Veterans in matched up with Adrenalin-Reward (light-green): a cluster of players that complete the game fast, make few adjustments and heavily use the adrenalin feature in the game.
Death-Reward-Environment (a less consistent cluster that is captured by the dark orange and platinum and black segments) matched up with Pacifists due to an ability to collect a lot of artefacts and dying from environmental causes.
Time-reward in yellow shows strong similarities to the solver profile, where players generally perform well, but are very slow to complete the game and collect a lot of rewards in each map. Suggestion they explore the world a lot more and seek out treasures and other goodies.
Closing
While Tomb Raider Underworld is largely forgotten in the ongoing adventures of Lara Croft, the impact this game had on the emerging game analytics field (and AI research as well) is hard to ignore. In much of the contemporary research literature on game analytics, Tomb Raider: Underworld is celebrated as one of the seminal bodies of work that established what we can learn from even the smallest amounts of data and paved the way for more exciting projects in the future — some of which I already covered here on the channel. It’s fair to say game analytics are only going to increase in scope moving forward, so who knows, maybe we’ll find out in a couple of years whether players fare better in the more recent entries of the franchise.
References
Drachen, A., & Canossa, A. (2009). Analyzing spatial user behavior in computer games using geographic information systems. In Proceedings of the 13th international MindTrek conference: Everyday life in the ubiquitous era (pp. 182–189). ACM.
Drachen, A., Canossa, A., & Yannakakis, G. N. (2009). Player modeling using self-organization in Tomb Raider: Underworld. In Computational Intelligence and Games, 2009. CIG 2009. IEEE Symposium on (pp. 1–8). IEEE.

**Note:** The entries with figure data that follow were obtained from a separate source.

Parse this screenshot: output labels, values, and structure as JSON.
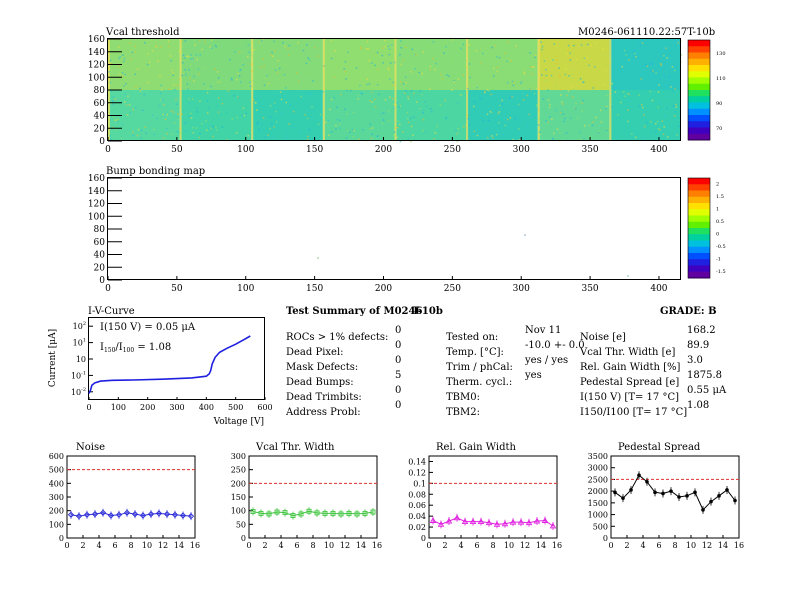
{
  "header": {
    "left_title": "Vcal threshold",
    "right_title": "M0246-061110.22:57T-10b"
  },
  "vcal_map": {
    "x_ticks": [
      "0",
      "50",
      "100",
      "150",
      "200",
      "250",
      "300",
      "350",
      "400"
    ],
    "y_ticks": [
      "0",
      "20",
      "40",
      "60",
      "80",
      "100",
      "120",
      "140",
      "160"
    ],
    "palette_labels": [
      "130",
      "110",
      "90",
      "70"
    ],
    "rows": 2,
    "cols": 8,
    "roc_shades": [
      [
        "#56d9a0",
        "#40d4a6",
        "#34cfb0",
        "#5ad89a",
        "#4cd6a2",
        "#30ccb6",
        "#62d896",
        "#34cfb0"
      ],
      [
        "#8edc72",
        "#7fda7c",
        "#84db78",
        "#90dd70",
        "#86dc76",
        "#8adc74",
        "#c8d846",
        "#2cc8be"
      ]
    ]
  },
  "bump_map": {
    "title": "Bump bonding map",
    "x_ticks": [
      "0",
      "50",
      "100",
      "150",
      "200",
      "250",
      "300",
      "350",
      "400"
    ],
    "y_ticks": [
      "0",
      "20",
      "40",
      "60",
      "80",
      "100",
      "120",
      "140",
      "160"
    ],
    "palette_labels": [
      "2",
      "1.5",
      "1",
      "0.5",
      "0",
      "-0.5",
      "-1",
      "-1.5"
    ]
  },
  "iv_curve": {
    "title": "I-V-Curve",
    "ylabel": "Current [μA]",
    "xlabel": "Voltage [V]",
    "annotation_1": "I(150 V) = 0.05 μA",
    "annotation_2_prefix": "I",
    "annotation_2_sub1": "150",
    "annotation_2_mid": "/I",
    "annotation_2_sub2": "100",
    "annotation_2_value": " = 1.08",
    "x_ticks": [
      "0",
      "100",
      "200",
      "300",
      "400",
      "500",
      "600"
    ],
    "y_tick_base": "10",
    "y_tick_exps": [
      "-2",
      "-1",
      "",
      "1",
      "2"
    ]
  },
  "summary": {
    "title": "Test Summary of M0246",
    "temp_tag": "T-10b",
    "grade": "GRADE:  B",
    "defects": [
      {
        "label": "ROCs > 1% defects:",
        "value": "0"
      },
      {
        "label": "Dead Pixel:",
        "value": "0"
      },
      {
        "label": "Mask Defects:",
        "value": "0"
      },
      {
        "label": "Dead Bumps:",
        "value": "5"
      },
      {
        "label": "Dead Trimbits:",
        "value": "0"
      },
      {
        "label": "Address Probl:",
        "value": "0"
      }
    ],
    "conditions": [
      {
        "label": "Tested on:",
        "value": "Nov 11"
      },
      {
        "label": "Temp. [°C]:",
        "value": "-10.0 +- 0.0"
      },
      {
        "label": "Trim / phCal:",
        "value": "yes / yes"
      },
      {
        "label": "Therm. cycl.:",
        "value": "yes"
      },
      {
        "label": "TBM0:",
        "value": ""
      },
      {
        "label": "TBM2:",
        "value": ""
      }
    ],
    "results": [
      {
        "label": "Noise [e]",
        "value": "168.2"
      },
      {
        "label": "Vcal Thr. Width [e]",
        "value": "89.9"
      },
      {
        "label": "Rel. Gain Width [%]",
        "value": "3.0"
      },
      {
        "label": "Pedestal Spread [e]",
        "value": "1875.8"
      },
      {
        "label": "I(150 V) [T= 17 °C]",
        "value": "0.55 μA"
      },
      {
        "label": "I150/I100 [T= 17 °C]",
        "value": "1.08"
      }
    ]
  },
  "chart_data": [
    {
      "type": "line",
      "title": "Noise",
      "x": [
        0.5,
        1.5,
        2.5,
        3.5,
        4.5,
        5.5,
        6.5,
        7.5,
        8.5,
        9.5,
        10.5,
        11.5,
        12.5,
        13.5,
        14.5,
        15.5
      ],
      "values": [
        170,
        160,
        170,
        175,
        185,
        165,
        170,
        185,
        175,
        165,
        175,
        180,
        175,
        170,
        165,
        160
      ],
      "ylim": [
        0,
        600
      ],
      "xlim": [
        0,
        16
      ],
      "threshold": 500,
      "y_ticks": [
        0,
        100,
        200,
        300,
        400,
        500,
        600
      ],
      "x_ticks": [
        0,
        2,
        4,
        6,
        8,
        10,
        12,
        14,
        16
      ],
      "color": "#2c2cd8",
      "marker": "diamond"
    },
    {
      "type": "line",
      "title": "Vcal Thr. Width",
      "x": [
        0.5,
        1.5,
        2.5,
        3.5,
        4.5,
        5.5,
        6.5,
        7.5,
        8.5,
        9.5,
        10.5,
        11.5,
        12.5,
        13.5,
        14.5,
        15.5
      ],
      "values": [
        97,
        90,
        88,
        95,
        93,
        82,
        88,
        98,
        92,
        90,
        90,
        88,
        90,
        88,
        90,
        95
      ],
      "ylim": [
        0,
        300
      ],
      "xlim": [
        0,
        16
      ],
      "threshold": 200,
      "y_ticks": [
        0,
        50,
        100,
        150,
        200,
        250,
        300
      ],
      "x_ticks": [
        0,
        2,
        4,
        6,
        8,
        10,
        12,
        14,
        16
      ],
      "color": "#3ec43e",
      "marker": "square"
    },
    {
      "type": "line",
      "title": "Rel. Gain Width",
      "x": [
        0.5,
        1.5,
        2.5,
        3.5,
        4.5,
        5.5,
        6.5,
        7.5,
        8.5,
        9.5,
        10.5,
        11.5,
        12.5,
        13.5,
        14.5,
        15.5
      ],
      "values": [
        0.032,
        0.025,
        0.031,
        0.037,
        0.03,
        0.03,
        0.03,
        0.028,
        0.025,
        0.026,
        0.029,
        0.029,
        0.028,
        0.031,
        0.032,
        0.022
      ],
      "ylim": [
        0,
        0.15
      ],
      "xlim": [
        0,
        16
      ],
      "threshold": 0.1,
      "y_ticks": [
        0,
        0.02,
        0.04,
        0.06,
        0.08,
        0.1,
        0.12,
        0.14
      ],
      "x_ticks": [
        0,
        2,
        4,
        6,
        8,
        10,
        12,
        14,
        16
      ],
      "color": "#e020e0",
      "marker": "triangle"
    },
    {
      "type": "line",
      "title": "Pedestal Spread",
      "x": [
        0.5,
        1.5,
        2.5,
        3.5,
        4.5,
        5.5,
        6.5,
        7.5,
        8.5,
        9.5,
        10.5,
        11.5,
        12.5,
        13.5,
        14.5,
        15.5
      ],
      "values": [
        1950,
        1700,
        2050,
        2680,
        2400,
        1950,
        1900,
        2000,
        1750,
        1800,
        1950,
        1200,
        1550,
        1800,
        2050,
        1600
      ],
      "ylim": [
        0,
        3500
      ],
      "xlim": [
        0,
        16
      ],
      "threshold": 2500,
      "y_ticks": [
        0,
        500,
        1000,
        1500,
        2000,
        2500,
        3000,
        3500
      ],
      "x_ticks": [
        0,
        2,
        4,
        6,
        8,
        10,
        12,
        14,
        16
      ],
      "color": "#000000",
      "marker": "dot"
    }
  ]
}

Mahlmann, T., Drachen, A., Togelius, J., Canossa, A., & Yannakakis, G. N. (2010). Predicting player behavior in Tomb Raider: Underworld. In Computational Intelligence and Games (CIG), 2010 IEEE Symposium on (pp. 178–185). IEEE.
Sifa, R., Drachen, A., Bauckhage, C., Thurau, C., & Canossa, A. (2013). Behavior evolution in Tomb Raider: Underworld. In Computational Intelligence in Games (CIG), 2013 IEEE Conference on (pp. 1–8). IEEE.